Turkish President Recep Tayyip Erdogan has lambasted Myanmar for launching a Buddhist-led terror campaign against the Rohingya Muslims in the west of the country, while slamming the international community for failing to act against the ongoing “genocide” in the region.
“At the moment, there is a clear Buddhist terror in Myanmar ... There is a very clear genocide over there,” said Erdogan on Monday during a speech in Istanbul.
The Turkish president also said there had been constant efforts for covering up the crimes committed by Buddhist mobs against the Rohingya minority Muslims in Myanmar’s Rakhine state.
"Buddhists always get represented as envoys of goodwill,” he said, adding, “I don't know how you can gloss over this with yoga, schmoga. This is a fact here.
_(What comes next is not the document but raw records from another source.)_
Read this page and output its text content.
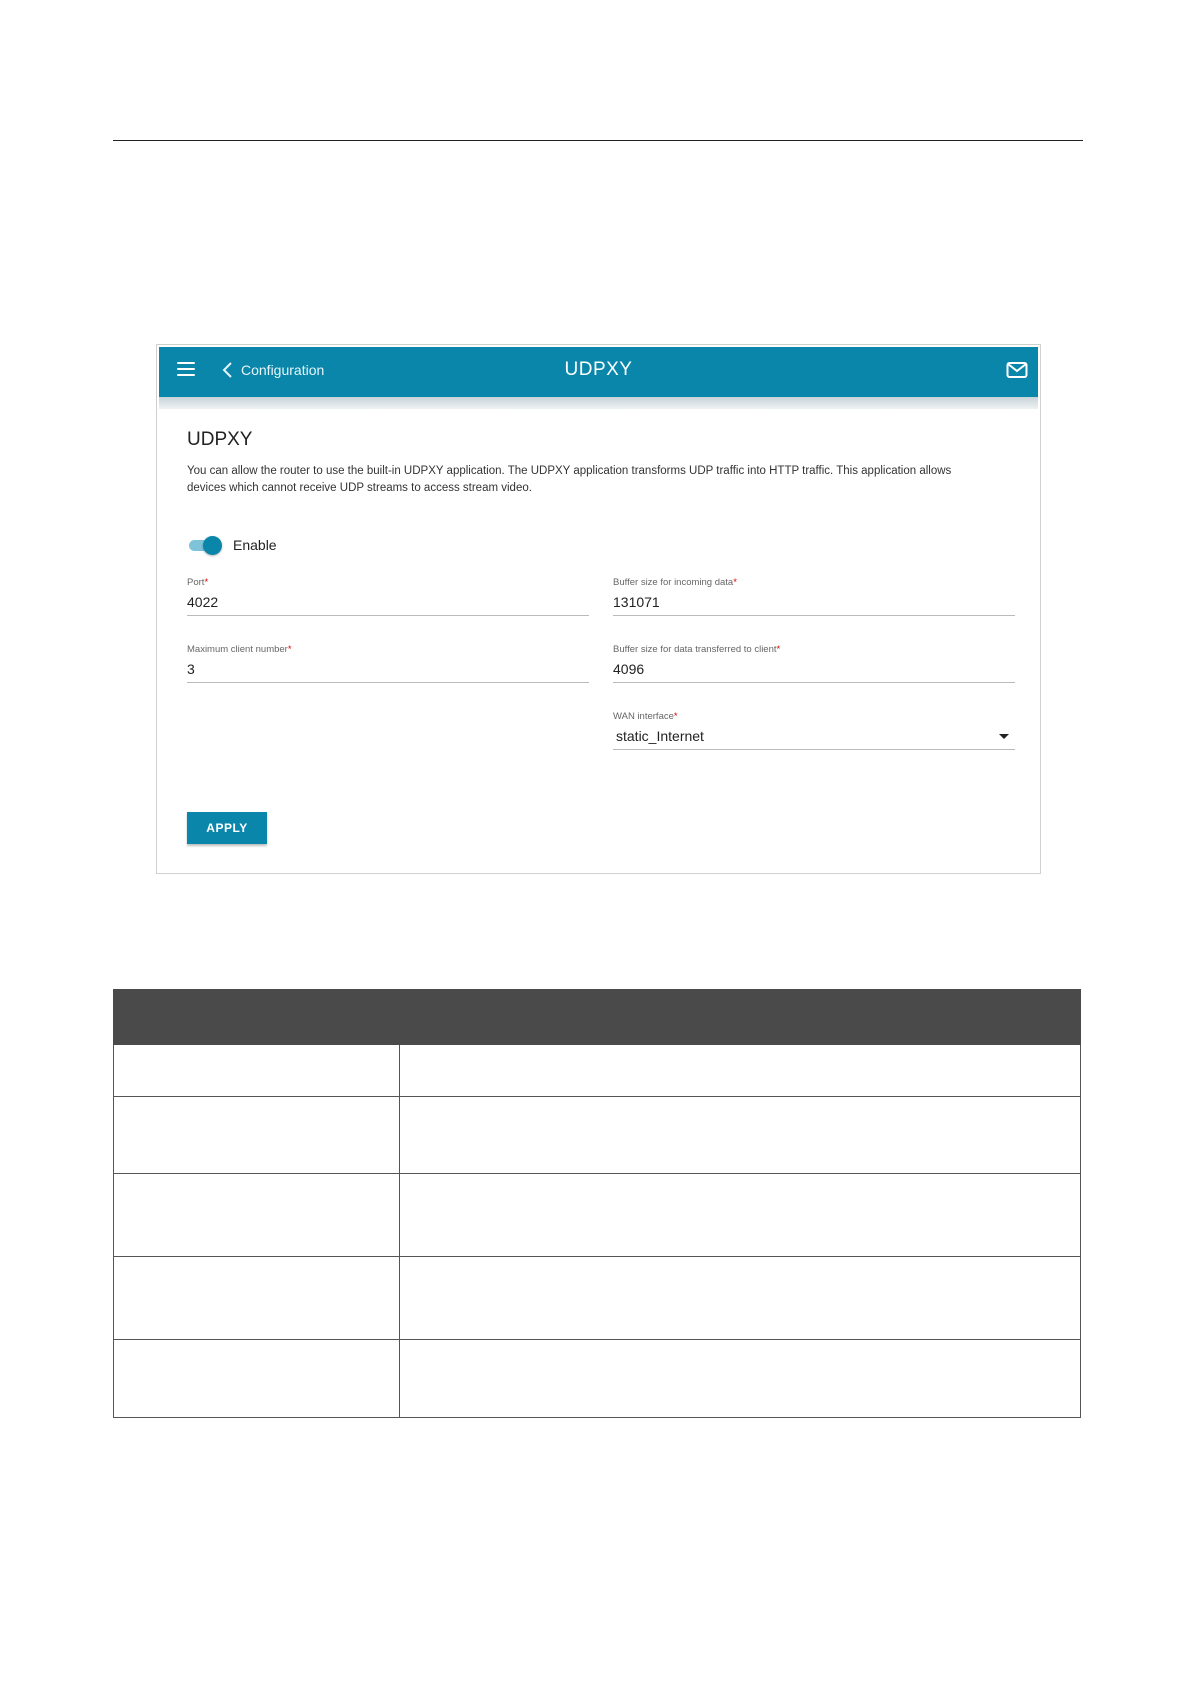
Configuration	UDPXY
UDPXY
You can allow the router to use the built-in UDPXY application. The UDPXY application transforms UDP traffic into HTTP traffic. This application allows devices which cannot receive UDP streams to access stream video.
Enable
Port*
4022
Buffer size for incoming data*
131071
Maximum client number*
3
Buffer size for data transferred to client*
4096
WAN interface*
static_Internet
APPLY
And all humanity needs to know this,” he said.
Erdogan further criticized the international community for failing to pile up pressure on Myanmar over the crackdown, which has seen more than 430,000 Rohingya Muslims flee their homes to neighboring Bangladesh over the past month, in what United Nations officials have designated as a clear form of ethnic cleansing.
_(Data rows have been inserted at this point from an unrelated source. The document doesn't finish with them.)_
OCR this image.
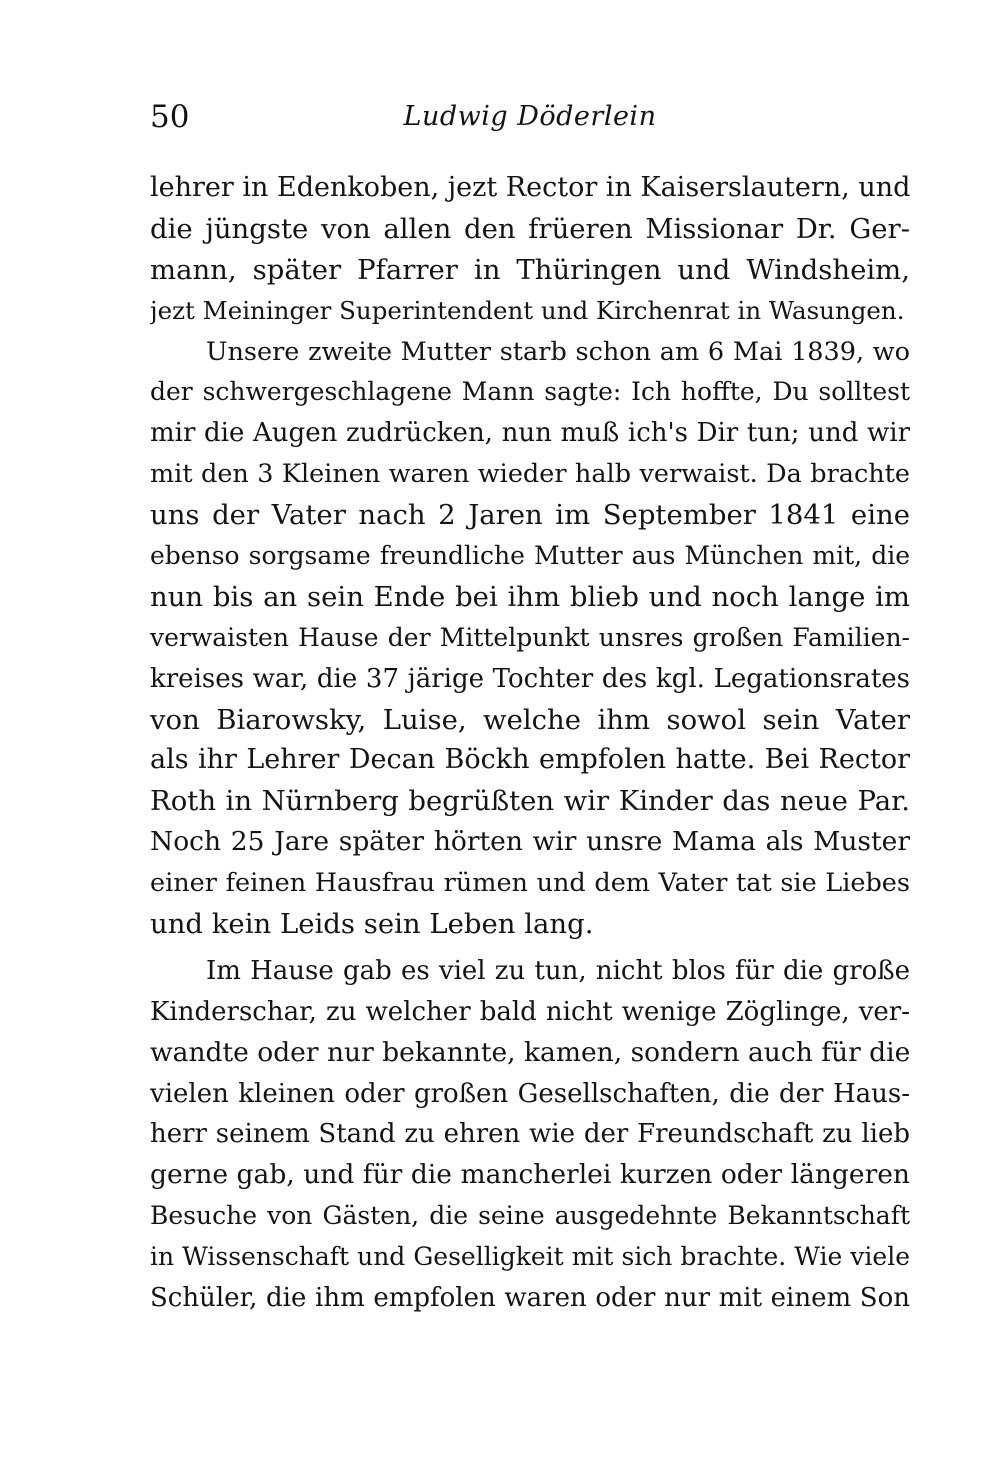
50	Ludwig Döderlein
lehrer in Edenkoben, jezt Rector in Kaiserslautern, und
die jüngste von allen den früeren Missionar Dr. Ger-
mann, später Pfarrer in Thüringen und Windsheim,
jezt Meininger Superintendent und Kirchenrat in Wasungen.
Unsere zweite Mutter starb schon am 6 Mai 1839, wo
der schwergeschlagene Mann sagte: Ich hoffte, Du solltest
mir die Augen zudrücken, nun muß ich's Dir tun; und wir
mit den 3 Kleinen waren wieder halb verwaist. Da brachte
uns der Vater nach 2 Jaren im September 1841 eine
ebenso sorgsame freundliche Mutter aus München mit, die
nun bis an sein Ende bei ihm blieb und noch lange im
verwaisten Hause der Mittelpunkt unsres großen Familien-
kreises war, die 37 järige Tochter des kgl. Legationsrates
von Biarowsky, Luise, welche ihm sowol sein Vater
als ihr Lehrer Decan Böckh empfolen hatte. Bei Rector
Roth in Nürnberg begrüßten wir Kinder das neue Par.
Noch 25 Jare später hörten wir unsre Mama als Muster
einer feinen Hausfrau rümen und dem Vater tat sie Liebes
und kein Leids sein Leben lang.
Im Hause gab es viel zu tun, nicht blos für die große
Kinderschar, zu welcher bald nicht wenige Zöglinge, ver-
wandte oder nur bekannte, kamen, sondern auch für die
vielen kleinen oder großen Gesellschaften, die der Haus-
herr seinem Stand zu ehren wie der Freundschaft zu lieb
gerne gab, und für die mancherlei kurzen oder längeren
Besuche von Gästen, die seine ausgedehnte Bekanntschaft
in Wissenschaft und Geselligkeit mit sich brachte. Wie viele
Schüler, die ihm empfolen waren oder nur mit einem Son
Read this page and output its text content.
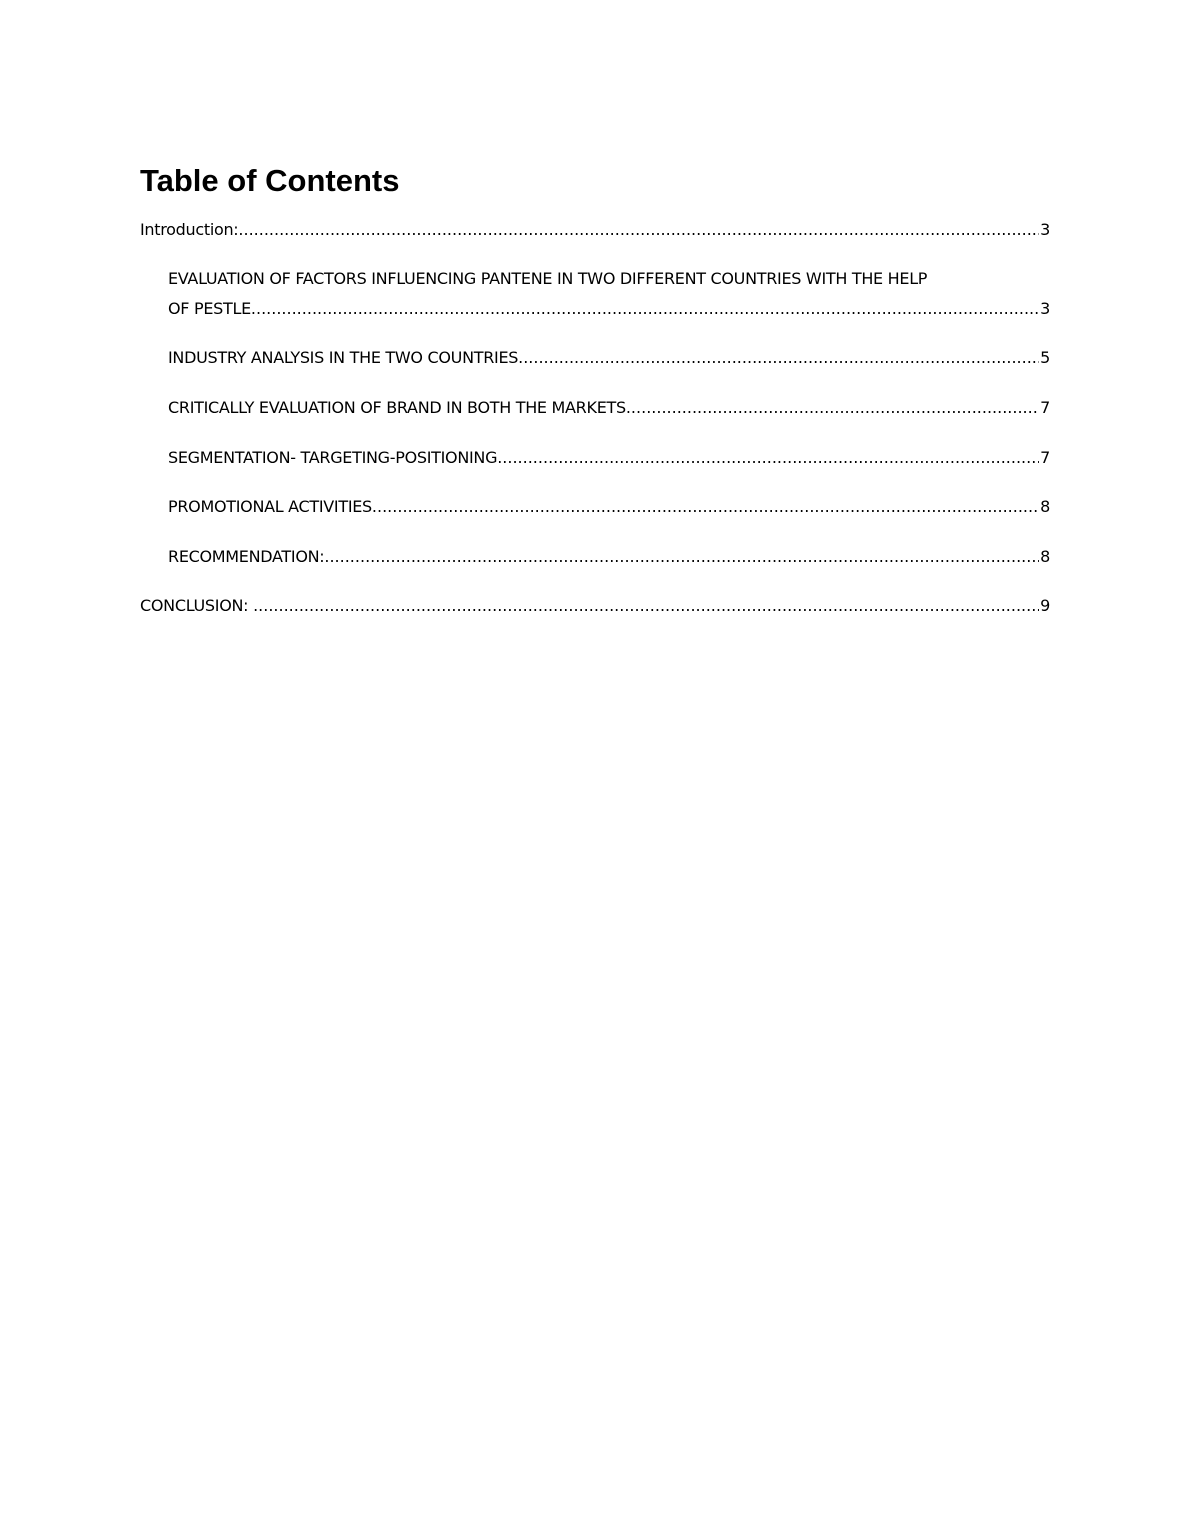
Table of Contents
Introduction: .....	3
EVALUATION OF FACTORS INFLUENCING PANTENE IN TWO DIFFERENT COUNTRIES WITH THE HELP
OF PESTLE .....	3
INDUSTRY ANALYSIS IN THE TWO COUNTRIES .....	5
CRITICALLY EVALUATION OF BRAND IN BOTH THE MARKETS .....	7
SEGMENTATION- TARGETING-POSITIONING .....	7
PROMOTIONAL ACTIVITIES .....	8
RECOMMENDATION: .....	8
CONCLUSION: .....	9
Military forces and Buddhist mobs have attacked dozens of villages and towns in the north of Rakhine under the pretext of hunting down suspected militants who had launched attacks on border and police posts in the region.
The government of Myanmar's de facto leader, Aung San Suu Kyi, has denied that security forces had compelled the Rohingya to flee by killing people and torching their homes, claiming the Rohingya have themselves set the villages on fire.
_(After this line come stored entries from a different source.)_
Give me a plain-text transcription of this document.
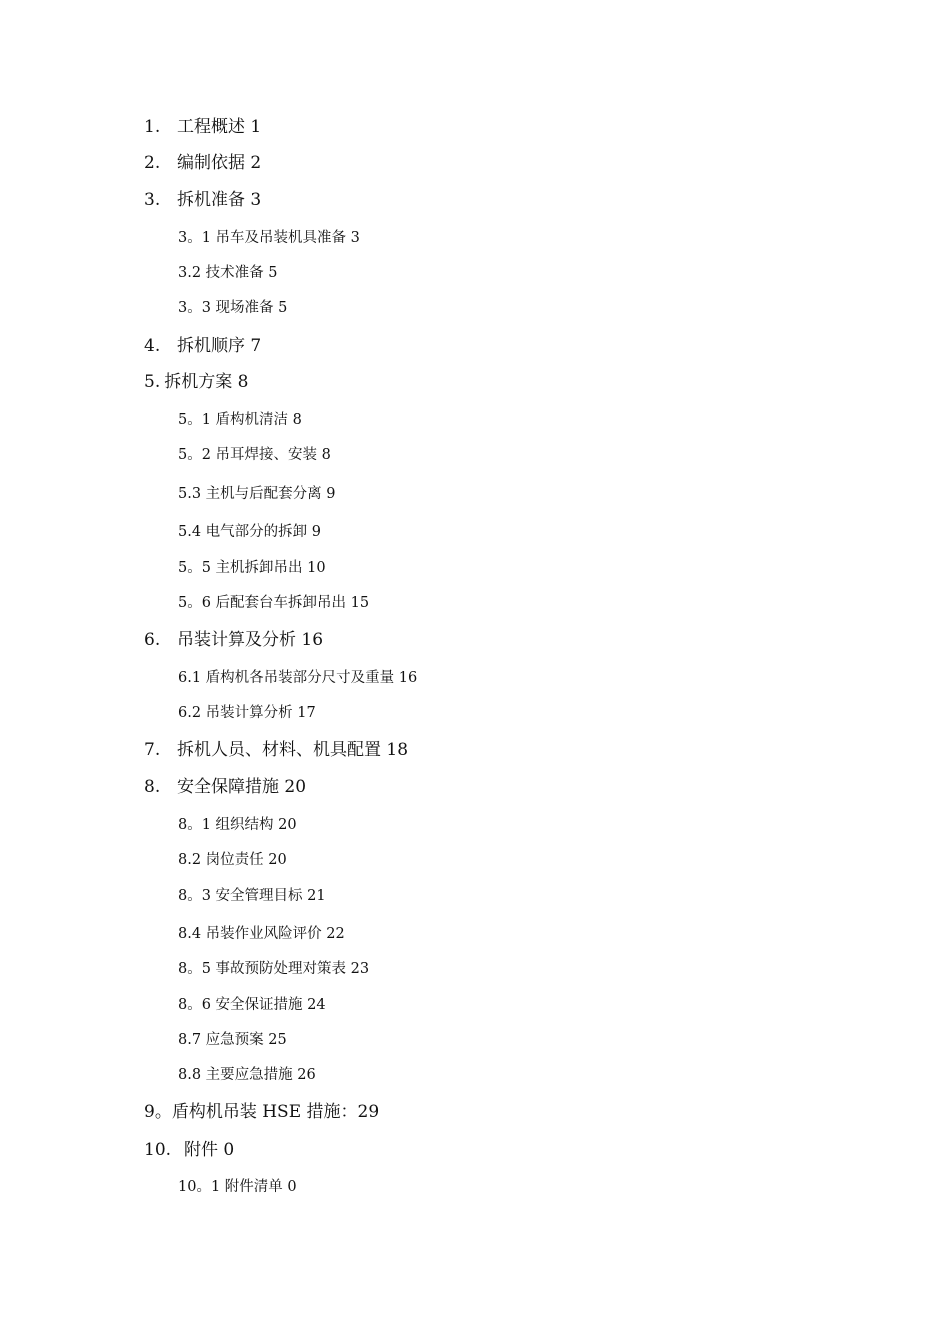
1. 工程概述 1
2. 编制依据 2
3. 拆机准备 3
3。1 吊车及吊装机具准备 3
3.2 技术准备 5
3。3 现场准备 5
4. 拆机顺序 7
5. 拆机方案 8
5。1 盾构机清洁 8
5。2 吊耳焊接、安装 8
5.3 主机与后配套分离 9
5.4 电气部分的拆卸 9
5。5 主机拆卸吊出 10
5。6 后配套台车拆卸吊出 15
6. 吊装计算及分析 16
6.1 盾构机各吊装部分尺寸及重量 16
6.2 吊装计算分析 17
7. 拆机人员、材料、机具配置 18
8. 安全保障措施 20
8。1 组织结构 20
8.2 岗位责任 20
8。3 安全管理目标 21
8.4 吊装作业风险评价 22
8。5 事故预防处理对策表 23
8。6 安全保证措施 24
8.7 应急预案 25
8.8 主要应急措施 26
9。盾构机吊装 HSE 措施：29
10. 附件 0
10。1 附件清单 0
Suu Kyi, a Nobel Peace Prize winner, has yet to explain why members of the Rohingya community, estimated more than a million before the recent surge of violence and exodus, should set their own homes on fire.
Amnesty International has criticized Suu Kyi for the deadly military crackdown on Rohingya Muslims.
The rights group said last week that “Rohingya homes and villages continue to burn, before, during and after their inhabitants take flight in terror.”
“Not satisfied with simply forcing Rohingya from their homes, authorities seem intent on ensuring they have no homes to return to,” said Tirana Hasan, Amnesty’s director of crisis response, in a statement late Friday.
The absence of international monitors has allowed Myanmar’s army to easily deny atrocities.